In the future Gotto said the administration will try to "re-brand the town," to make it more attractive to potential businesses. "I want to re-brand the town because it gets a little aggravating for me personally that when I come from the north and I come from Freehold I see one municipality that looks one way and you know when you get to Howell."
Depending on how you get into town Gotto said there is a different feeling when you cross Howell's borders. "It doesn't look like you're proud to be in Howell. We want you to be proud to be in Howell. We want you to be able to say my business is in this town, I'm a resident of this town and I want to be able to tell people the good things about being in this town."
One big aspect of changing the views of the township, according to Gotto is the new municipal building which will host its first meeting of the Mayor and Council next Tuesday. He said discussions have been going on for more than 20 years about what should be done with the old building and he was glad that the current council was able to take those discussions and act on them. "If you think for a second that I was going to spend $15 million on a 100-year-old building and think I was going to solve all the problems, I'm not going to straddle problems with the guy that's going to come after me, I'm going to fix the problem now."

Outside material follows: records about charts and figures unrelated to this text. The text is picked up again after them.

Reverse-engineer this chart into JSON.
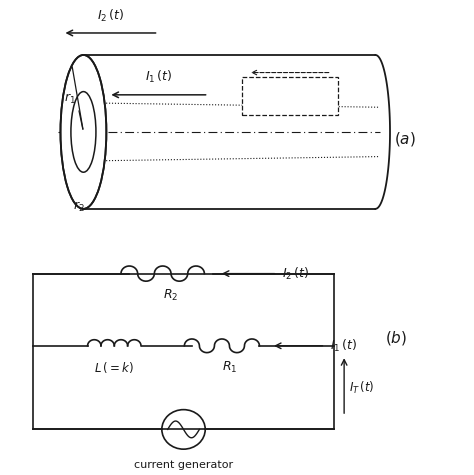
{
  "bg_color": "#ffffff",
  "line_color": "#1a1a1a",
  "fig_width": 4.74,
  "fig_height": 4.75,
  "dpi": 100
}
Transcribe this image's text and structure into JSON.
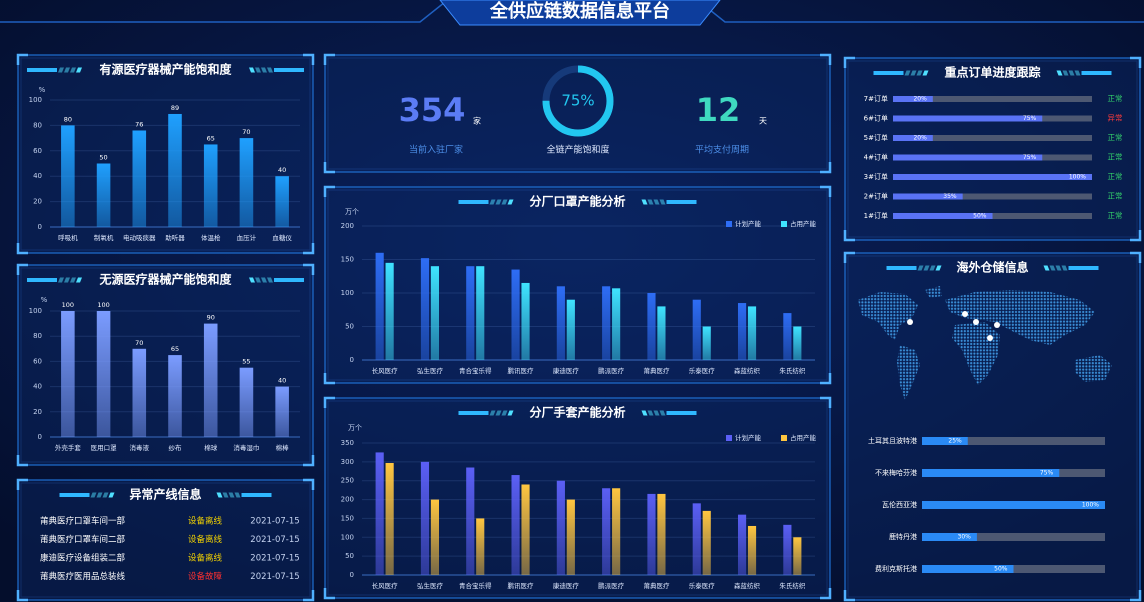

With the township able to buy the property at a lower cost than had been originally presented several years ago and at no additional cost to taxpayers, Gotto said "It was a good opportunity that other people didn't have so that's what we did."
"The reason we did it was because that is the single point that will change the face of Howell Township for the next 10 years," Gotto added.
When all the departments are moved into the new building, Gotto said he is confident residents will see why the township made the move to consolidate their operations. "You're going to walk in on the second floor and see exactly what the plan was and I think you'll like it."
Another advantage of the new building is that it will generate $500 thousand in annual income from tenants leasing space on the first floor. "It was the single source of new revenue that we brought into this town and it is sustainable," he said. "There are people that are knocking on our door to rent more space or to expand space that they already have. That's a growing enterprise over there. It was one of the best things that this town could have done," he said.
The completion of the transition to Route 9 will be an important step for the township, but Gotto said there is more work to be done for the future as well as the present. "When I started all this I said I wanted to make this town affordable for my kids to live in," he said. 'It's not right now. My daughter's in college. I don't know if she's ever going to be able to afford a house like the one I live in, be able to pay the taxes and be able to grow her family in this town."
Later in the day Field and Taylor were scheduled to compete in a debate being held at Georgian Court University, an event which Gotto declined to take part in.